As the football pendulum swings back toward offense, one of the oldest tricks in the book has returned to the forefront: defenses faking injuries. The NFL tried to nip this one in the bud, sending out a preseason memo to cut that shit out, but it's backfired and fans and opponents are seeing fakes everywhere, even when they're legit. Now the league is trying to put the genie back in the bottle.

Sometimes it's fairly obvious. On opening night, Ravens periodically crumbled to the turf with cramps that coincidentally torpedoed the Broncos no-huddle offense. Without naming names, Wes Welker said "you do see [faked injuries] a little bit more and there’s nothing really you can do."

On Monday night, the Redskins did the same when faced with the Eagles' record-setting tempo. "A couple guys were going down with cramps and things like that to kind of slow us down," DeSean Jackson said. "Not sure how serious the injuries were."

But the increased scrutiny has led to a number of false alarms.
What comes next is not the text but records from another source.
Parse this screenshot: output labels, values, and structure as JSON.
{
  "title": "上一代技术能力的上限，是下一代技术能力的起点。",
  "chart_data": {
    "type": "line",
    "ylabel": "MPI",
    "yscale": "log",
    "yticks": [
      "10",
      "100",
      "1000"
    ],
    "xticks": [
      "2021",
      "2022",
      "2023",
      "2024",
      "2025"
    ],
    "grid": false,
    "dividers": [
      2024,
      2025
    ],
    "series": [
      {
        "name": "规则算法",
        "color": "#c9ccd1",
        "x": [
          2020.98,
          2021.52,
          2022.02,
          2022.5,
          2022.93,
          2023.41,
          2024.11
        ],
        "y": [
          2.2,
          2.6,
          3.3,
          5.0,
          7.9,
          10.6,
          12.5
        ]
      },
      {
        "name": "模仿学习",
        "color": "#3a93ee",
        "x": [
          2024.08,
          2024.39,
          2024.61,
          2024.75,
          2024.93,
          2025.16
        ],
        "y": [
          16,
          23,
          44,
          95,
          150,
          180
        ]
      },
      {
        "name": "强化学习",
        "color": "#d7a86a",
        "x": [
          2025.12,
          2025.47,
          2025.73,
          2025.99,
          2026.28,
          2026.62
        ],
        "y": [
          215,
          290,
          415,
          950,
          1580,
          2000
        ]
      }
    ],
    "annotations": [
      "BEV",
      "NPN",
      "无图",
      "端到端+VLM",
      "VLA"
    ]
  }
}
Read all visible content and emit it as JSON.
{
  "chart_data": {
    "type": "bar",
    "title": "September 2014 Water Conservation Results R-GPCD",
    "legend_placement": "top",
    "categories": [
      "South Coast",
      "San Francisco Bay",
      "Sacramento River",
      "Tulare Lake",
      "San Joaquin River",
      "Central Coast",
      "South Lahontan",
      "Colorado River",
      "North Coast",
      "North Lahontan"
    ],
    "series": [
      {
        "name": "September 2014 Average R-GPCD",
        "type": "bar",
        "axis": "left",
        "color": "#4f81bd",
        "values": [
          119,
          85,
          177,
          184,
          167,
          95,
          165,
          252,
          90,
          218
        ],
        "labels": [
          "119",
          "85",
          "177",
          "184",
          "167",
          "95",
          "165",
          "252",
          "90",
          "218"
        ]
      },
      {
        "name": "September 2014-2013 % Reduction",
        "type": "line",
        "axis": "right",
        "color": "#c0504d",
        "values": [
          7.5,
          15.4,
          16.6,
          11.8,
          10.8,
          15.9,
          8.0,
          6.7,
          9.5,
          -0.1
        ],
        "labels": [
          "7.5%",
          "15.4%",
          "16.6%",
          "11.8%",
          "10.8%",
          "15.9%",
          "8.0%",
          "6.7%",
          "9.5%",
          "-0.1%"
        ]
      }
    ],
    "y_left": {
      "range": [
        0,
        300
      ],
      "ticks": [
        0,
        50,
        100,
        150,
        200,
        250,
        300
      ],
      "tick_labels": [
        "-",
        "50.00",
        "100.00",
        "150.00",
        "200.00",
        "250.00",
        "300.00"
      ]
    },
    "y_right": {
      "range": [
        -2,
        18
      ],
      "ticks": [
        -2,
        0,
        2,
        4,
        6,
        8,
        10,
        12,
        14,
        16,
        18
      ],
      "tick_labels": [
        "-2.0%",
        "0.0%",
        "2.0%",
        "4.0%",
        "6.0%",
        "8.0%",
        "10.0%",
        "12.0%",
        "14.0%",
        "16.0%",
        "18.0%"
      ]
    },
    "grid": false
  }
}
In their Sunday night game in Dallas, a pair of Giants were injured on a crucial Cowboys drive. The fans booed, and both Jerry Jones and Tony Romo accused them of faking. It turned out after that one of the Giants players suffered nerve damage, and is out for the year. Oops!

Then, this Thursday in New England, Jets DE Muhammad Wilkerson was injured late in the game, with the Jets out of timeouts. Gillette Stadium fans booed lustily, because they are stupid: It was fourth down, and the Jets had nothing to gain by faking injury. (Wilkerson also left on a cart; the Jets fear he has a high ankle sprain.)
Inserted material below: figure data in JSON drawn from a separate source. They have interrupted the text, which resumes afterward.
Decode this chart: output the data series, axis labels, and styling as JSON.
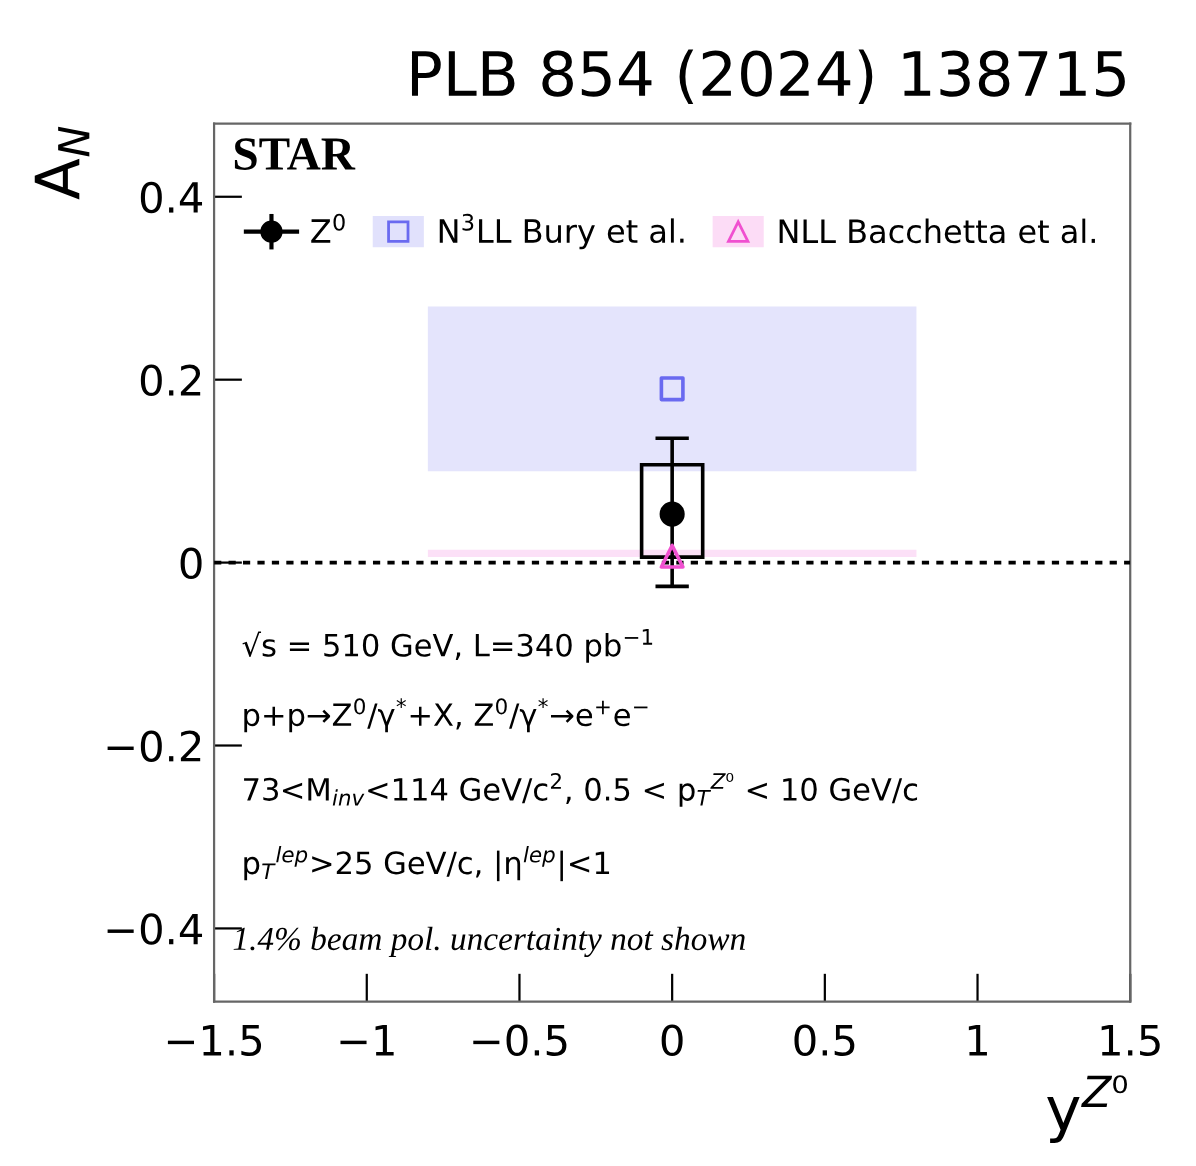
{
  "chart_data": {
    "type": "scatter",
    "title": "PLB 854 (2024) 138715",
    "xlabel": "y$^{Z⁰}$",
    "ylabel": "A$_{N}$",
    "xlim": [
      -1.5,
      1.5
    ],
    "ylim": [
      -0.48,
      0.48
    ],
    "xticks": [
      {
        "value": -1.5,
        "label": "−1.5"
      },
      {
        "value": -1,
        "label": "−1"
      },
      {
        "value": -0.5,
        "label": "−0.5"
      },
      0,
      0.5,
      1,
      1.5
    ],
    "yticks": [
      {
        "value": -0.4,
        "label": "−0.4"
      },
      {
        "value": -0.2,
        "label": "−0.2"
      },
      0,
      0.2,
      0.4
    ],
    "series": [
      {
        "name": "Z$^{0}$",
        "marker": "circle",
        "color": "#000000",
        "x": [
          0
        ],
        "values": [
          0.053
        ],
        "errors": [
          [
            -0.026,
            0.136
          ]
        ]
      },
      {
        "type": "bar",
        "color": "#000000",
        "x": [
          0
        ],
        "base": [
          0.006
        ],
        "values": [
          0.101
        ]
      },
      {
        "name": "N$^{3}$LL Bury et al.",
        "marker": "square",
        "color": "#6a6af0",
        "x": [
          -0.8,
          0,
          0.8
        ],
        "values": [
          null,
          0.19,
          null
        ],
        "lower": [
          0.1,
          0.1,
          0.1
        ],
        "upper": [
          0.28,
          0.28,
          0.28
        ]
      },
      {
        "name": "NLL Bacchetta et al.",
        "marker": "triangle",
        "color": "#f050d0",
        "x": [
          -0.8,
          0,
          0.8
        ],
        "values": [
          null,
          0.007,
          null
        ],
        "lower": [
          0.006,
          0.006,
          0.006
        ],
        "upper": [
          0.014,
          0.014,
          0.014
        ]
      }
    ],
    "ref_lines": [
      {
        "axis": "y",
        "value": 0,
        "line_style": "dotted",
        "color": "#000000"
      }
    ],
    "legend": "top",
    "annotations": [
      "STAR",
      "√s = 510 GeV, L=340 pb$^{−1}$",
      "p+p→Z$^{0}$/γ$^{*}$+X, Z$^{0}$/γ$^{*}$→e$^{+}$e$^{−}$",
      "73<M$_{inv}$<114 GeV/c$^{2}$, 0.5 < p$_{T}$$^{Z⁰}$ < 10 GeV/c",
      "p$_{T}$$^{lep}$>25 GeV/c, |η$^{lep}$|<1",
      "1.4% beam pol. uncertainty not shown"
    ]
  }
}
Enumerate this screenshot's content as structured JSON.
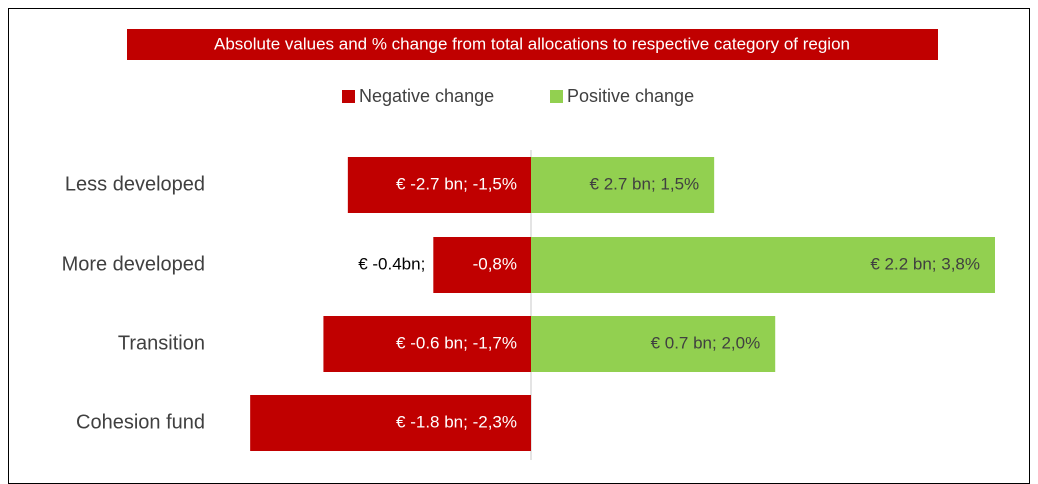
{
  "chart_data": {
    "type": "diverging-bar",
    "title": "Absolute values and % change from total allocations to respective category of  region",
    "categories": [
      "Less developed",
      "More developed",
      "Transition",
      "Cohesion fund"
    ],
    "series": [
      {
        "name": "Negative change",
        "color": "#c00000",
        "values": [
          -1.5,
          -0.8,
          -1.7,
          -2.3
        ],
        "value_labels": [
          "€ -2.7 bn; -1,5%",
          [
            "€ -0.4bn;",
            "-0,8%"
          ],
          "€ -0.6 bn; -1,7%",
          "€ -1.8 bn; -2,3%"
        ]
      },
      {
        "name": "Positive change",
        "color": "#92d050",
        "values": [
          1.5,
          3.8,
          2.0,
          null
        ],
        "value_labels": [
          "€ 2.7 bn; 1,5%",
          "€ 2.2 bn; 3,8%",
          "€ 0.7 bn; 2,0%",
          null
        ]
      }
    ],
    "legend": "top"
  }
}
This is getting out of hand. According to Jay Glazer on Fox's pregame show today, the NFL has sent out another memo. In general terms, it tells teams to stop talking about other teams' players. The not-very-buried subtext: don't complain about fake injuries. There's no way to prove what's fake and what's real, and the bitching just makes everyone look bad.

Keep an eye on today's games. Fans aren't beholden to any memos, so expect them to boo just about any injury by the visitors. (It's not just for Philly anymore!) But if you do notice an up-tempo offense slowed by obvious defensive stalling, it'll be interesting to see if players dare to point it out postgame.